Norma encaró al soldado de guardia y pidió hablar con su superior. El soldado se negó y terminó ingresando a la garita ante la insistencia. Al cabo de unos minutos salió junto a un camarada con gorro y ropa más formal. Un oficial tal vez. El militar volvió a negar la presencia de Luis en el regimiento y ordenó que se fuera. Inclusive amenazó con meterla presa. Entonces se corrió unos metros y espió entre las dos hojas del portón sin expectativas. A lo lejos, sin embargo, divisó algo que le pareció familiar. El cartel de ofertas del kiosco. Estaba allí en el estacionamiento junto con otros muebles.
Se coló por el espacio que había entre la chapa y la garita y se aferró al cartel hasta que Luis apareciera. Luego de órdenes desacatadas y algunos forcejeos, el personal militar resolvió retirarse y Norma se sentó junto al cartel. Pasó una hora.
Cabildeando qué hacer estaba cuando, a lo lejos, divisó a un tipo con aspecto de croto. Era una presencia fuera de contexto. De pronto se dio cuenta lo evidente. Se incorporó con velocidad y emprendió la carrera. Sí, era él.
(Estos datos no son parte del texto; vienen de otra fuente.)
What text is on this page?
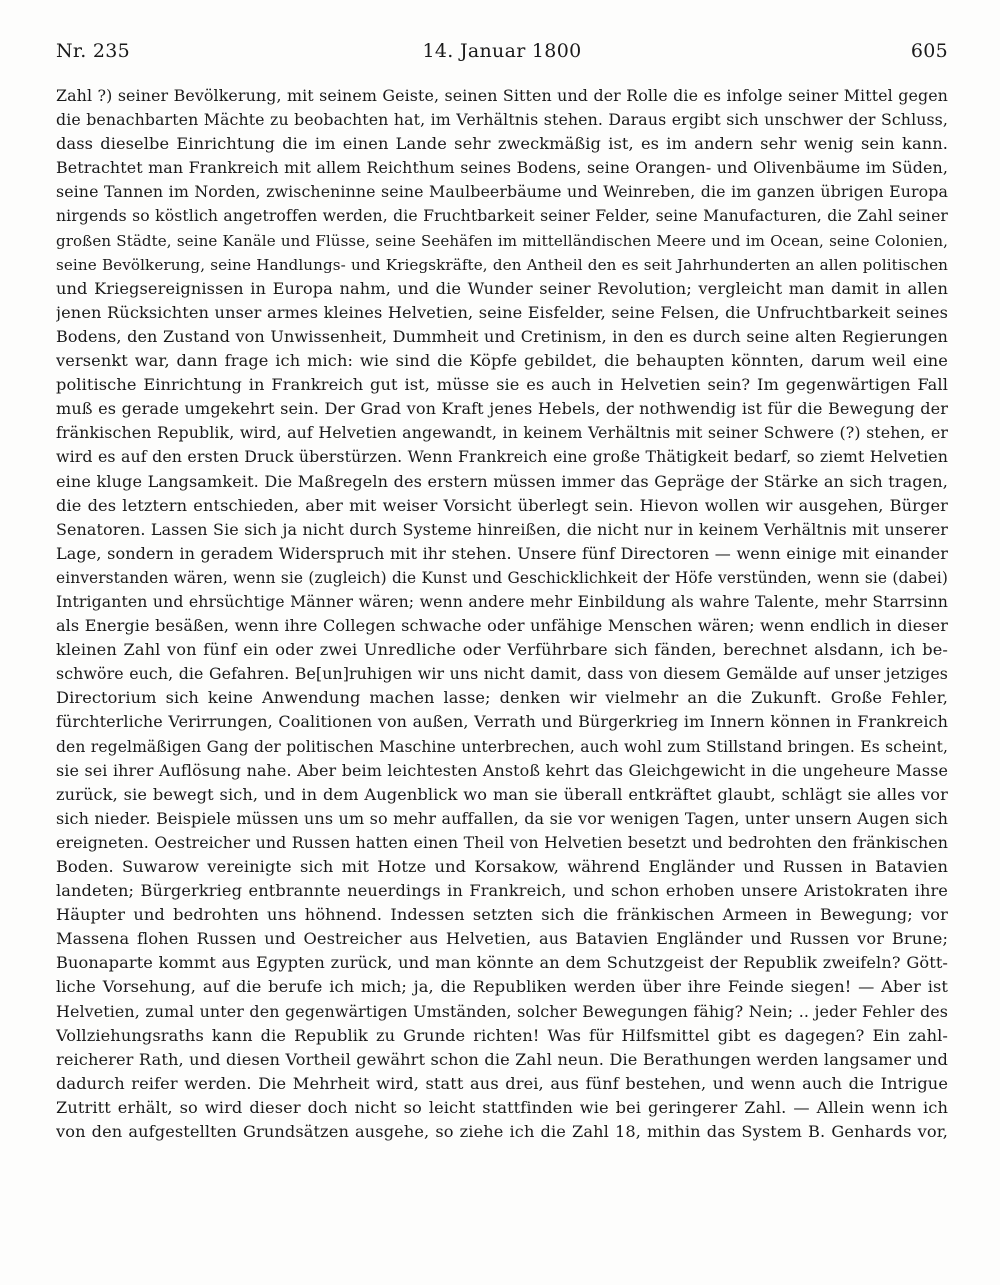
Nr. 235	14. Januar 1800	605
Zahl ?) seiner Bevölkerung, mit seinem Geiste, seinen Sitten und der Rolle die es infolge seiner Mittel gegen
die benachbarten Mächte zu beobachten hat, im Verhältnis stehen. Daraus ergibt sich unschwer der Schluss,
dass dieselbe Einrichtung die im einen Lande sehr zweckmäßig ist, es im andern sehr wenig sein kann.
Betrachtet man Frankreich mit allem Reichthum seines Bodens, seine Orangen- und Olivenbäume im Süden,
seine Tannen im Norden, zwischeninne seine Maulbeerbäume und Weinreben, die im ganzen übrigen Europa
nirgends so köstlich angetroffen werden, die Fruchtbarkeit seiner Felder, seine Manufacturen, die Zahl seiner
großen Städte, seine Kanäle und Flüsse, seine Seehäfen im mittelländischen Meere und im Ocean, seine Colonien,
seine Bevölkerung, seine Handlungs- und Kriegskräfte, den Antheil den es seit Jahrhunderten an allen politischen
und Kriegsereignissen in Europa nahm, und die Wunder seiner Revolution; vergleicht man damit in allen
jenen Rücksichten unser armes kleines Helvetien, seine Eisfelder, seine Felsen, die Unfruchtbarkeit seines
Bodens, den Zustand von Unwissenheit, Dummheit und Cretinism, in den es durch seine alten Regierungen
versenkt war, dann frage ich mich: wie sind die Köpfe gebildet, die behaupten könnten, darum weil eine
politische Einrichtung in Frankreich gut ist, müsse sie es auch in Helvetien sein? Im gegenwärtigen Fall
muß es gerade umgekehrt sein. Der Grad von Kraft jenes Hebels, der nothwendig ist für die Bewegung der
fränkischen Republik, wird, auf Helvetien angewandt, in keinem Verhältnis mit seiner Schwere (?) stehen, er
wird es auf den ersten Druck überstürzen. Wenn Frankreich eine große Thätigkeit bedarf, so ziemt Helvetien
eine kluge Langsamkeit. Die Maßregeln des erstern müssen immer das Gepräge der Stärke an sich tragen,
die des letztern entschieden, aber mit weiser Vorsicht überlegt sein. Hievon wollen wir ausgehen, Bürger
Senatoren. Lassen Sie sich ja nicht durch Systeme hinreißen, die nicht nur in keinem Verhältnis mit unserer
Lage, sondern in geradem Widerspruch mit ihr stehen. Unsere fünf Directoren — wenn einige mit einander
einverstanden wären, wenn sie (zugleich) die Kunst und Geschicklichkeit der Höfe verstünden, wenn sie (dabei)
Intriganten und ehrsüchtige Männer wären; wenn andere mehr Einbildung als wahre Talente, mehr Starrsinn
als Energie besäßen, wenn ihre Collegen schwache oder unfähige Menschen wären; wenn endlich in dieser
kleinen Zahl von fünf ein oder zwei Unredliche oder Verführbare sich fänden, berechnet alsdann, ich be-
schwöre euch, die Gefahren. Be[un]ruhigen wir uns nicht damit, dass von diesem Gemälde auf unser jetziges
Directorium sich keine Anwendung machen lasse; denken wir vielmehr an die Zukunft. Große Fehler,
fürchterliche Verirrungen, Coalitionen von außen, Verrath und Bürgerkrieg im Innern können in Frankreich
den regelmäßigen Gang der politischen Maschine unterbrechen, auch wohl zum Stillstand bringen. Es scheint,
sie sei ihrer Auflösung nahe. Aber beim leichtesten Anstoß kehrt das Gleichgewicht in die ungeheure Masse
zurück, sie bewegt sich, und in dem Augenblick wo man sie überall entkräftet glaubt, schlägt sie alles vor
sich nieder. Beispiele müssen uns um so mehr auffallen, da sie vor wenigen Tagen, unter unsern Augen sich
ereigneten. Oestreicher und Russen hatten einen Theil von Helvetien besetzt und bedrohten den fränkischen
Boden. Suwarow vereinigte sich mit Hotze und Korsakow, während Engländer und Russen in Batavien
landeten; Bürgerkrieg entbrannte neuerdings in Frankreich, und schon erhoben unsere Aristokraten ihre
Häupter und bedrohten uns höhnend. Indessen setzten sich die fränkischen Armeen in Bewegung; vor
Massena flohen Russen und Oestreicher aus Helvetien, aus Batavien Engländer und Russen vor Brune;
Buonaparte kommt aus Egypten zurück, und man könnte an dem Schutzgeist der Republik zweifeln? Gött-
liche Vorsehung, auf die berufe ich mich; ja, die Republiken werden über ihre Feinde siegen! — Aber ist
Helvetien, zumal unter den gegenwärtigen Umständen, solcher Bewegungen fähig? Nein; .. jeder Fehler des
Vollziehungsraths kann die Republik zu Grunde richten! Was für Hilfsmittel gibt es dagegen? Ein zahl-
reicherer Rath, und diesen Vortheil gewährt schon die Zahl neun. Die Berathungen werden langsamer und
dadurch reifer werden. Die Mehrheit wird, statt aus drei, aus fünf bestehen, und wenn auch die Intrigue
Zutritt erhält, so wird dieser doch nicht so leicht stattfinden wie bei geringerer Zahl. — Allein wenn ich
von den aufgestellten Grundsätzen ausgehe, so ziehe ich die Zahl 18, mithin das System B. Genhards vor,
Lo abrazó con una fuerza que casi lo rompe. Se miraron y rieron. Le faltaban dos dientes. Pero estaba vivo. Lo tomó por los hombros y apuró la marcha. Salieron. Llegando a la esquina, Norma se soltó de repente y volvió sobre sus pasos en un trote. Luis no entendió hasta que la volvió a ver al cabo de dos minutos. Traía bajo el brazo izquierdo el cartel de las ofertas.